'It's a family trait, you know. Your grandad had to have Left and Right painted on his sandals, it was that bad. It's lucky for you that you take after your mother in that respect.'

It was strange. She didn't talk, she chattered. She didn't seem to be able to hold a simple thought in her head for more than about ten seconds. Her brain appeared to be wired directly to her mouth, so that as soon as a thought entered her head she spoke it out loud. Compared to the ladies he had met at soirees in Ankh, who delighted in entertaining young assassins and fed them expensive delicacies and talked to them of high and delicate matters while their eyes sparkled like carborundum drills and their lips began to glisten compared to them, she was as empty as a, as a, well, as an empty thing. Nevertheless, he found he desperately wanted to find her. The sheer undemandingness of her was like a drug. The memory of her bosom was quite beside the point.

'I'm glad you've come back for her,' said the king vaguely.

'She's your sister, you know. Half sister, that is. Sometimes I wish I'd married her mother, but you see she wasn't royal. Very bright woman, her mother.'

Teppic listened hard. There it was again: a faint breathing noise, only heard at all because of the deep silence of the night. He worked his way to the back of the room, listened again, and lifted the lid of a case.

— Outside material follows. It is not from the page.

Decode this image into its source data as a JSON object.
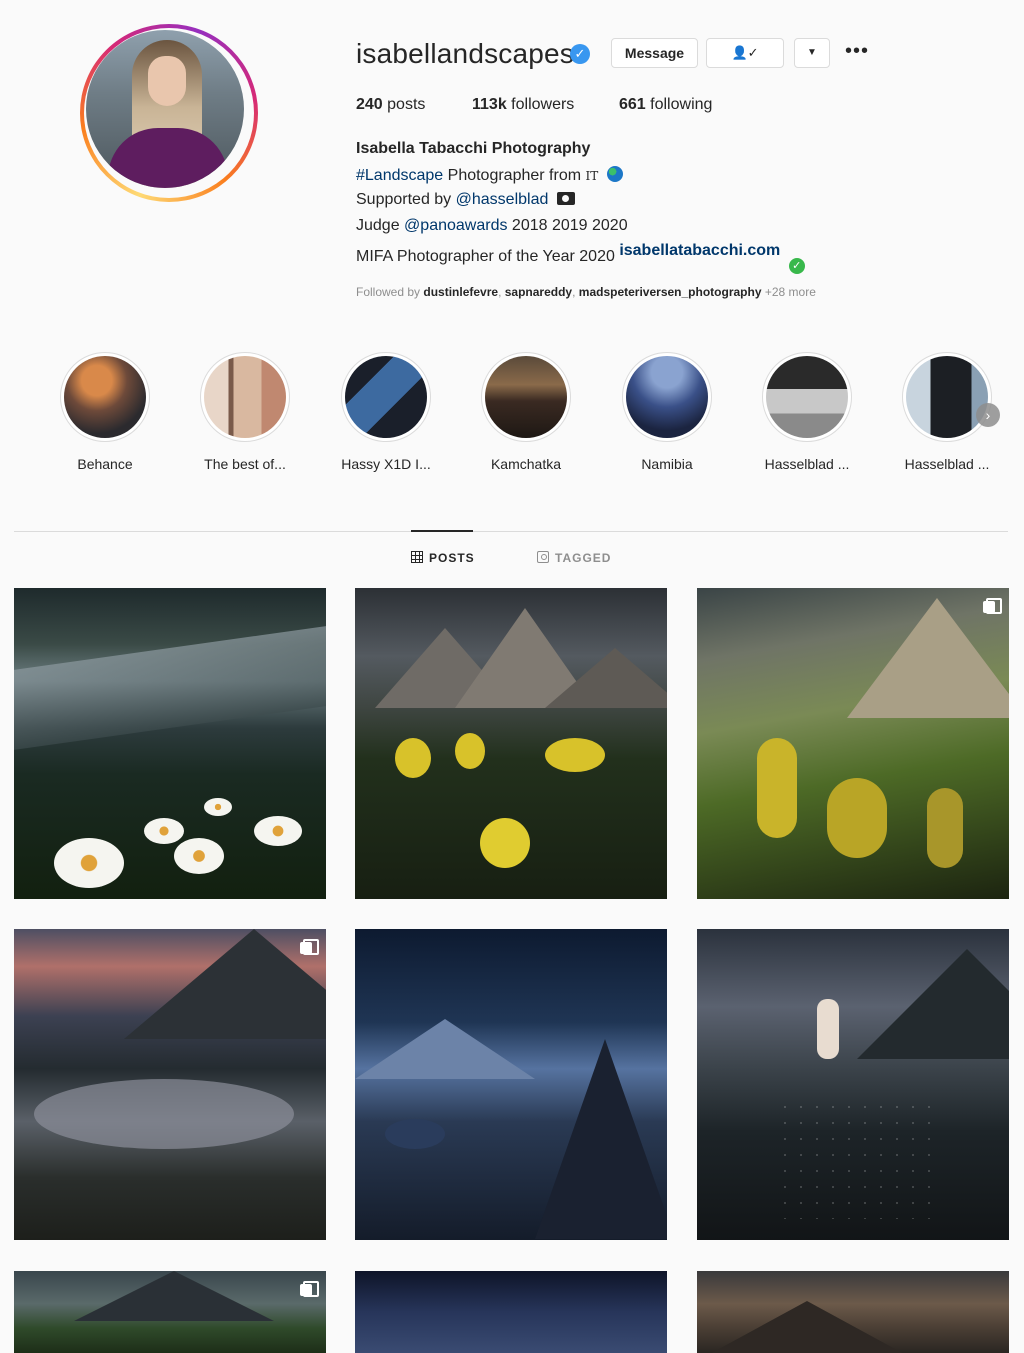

Ptraci was curled up on the bottom, fast asleep with her head on her arm.

He leaned the lid carefully against the wall and touched her hair. She muttered something in her sleep, and settled into a more comfortable position.

'Er, I think you'd better wake up,' he whispered.

She changed position again and muttered something like: 'Wstflgl.'

Teppic hesitated. Neither his tutors nor Dios had prepared him for this. He knew at least seventy different ways of killing a sleeping person, but none to wake them up first.

He prodded her in what looked like the least embarrassing area of her skin. She opened her eyes.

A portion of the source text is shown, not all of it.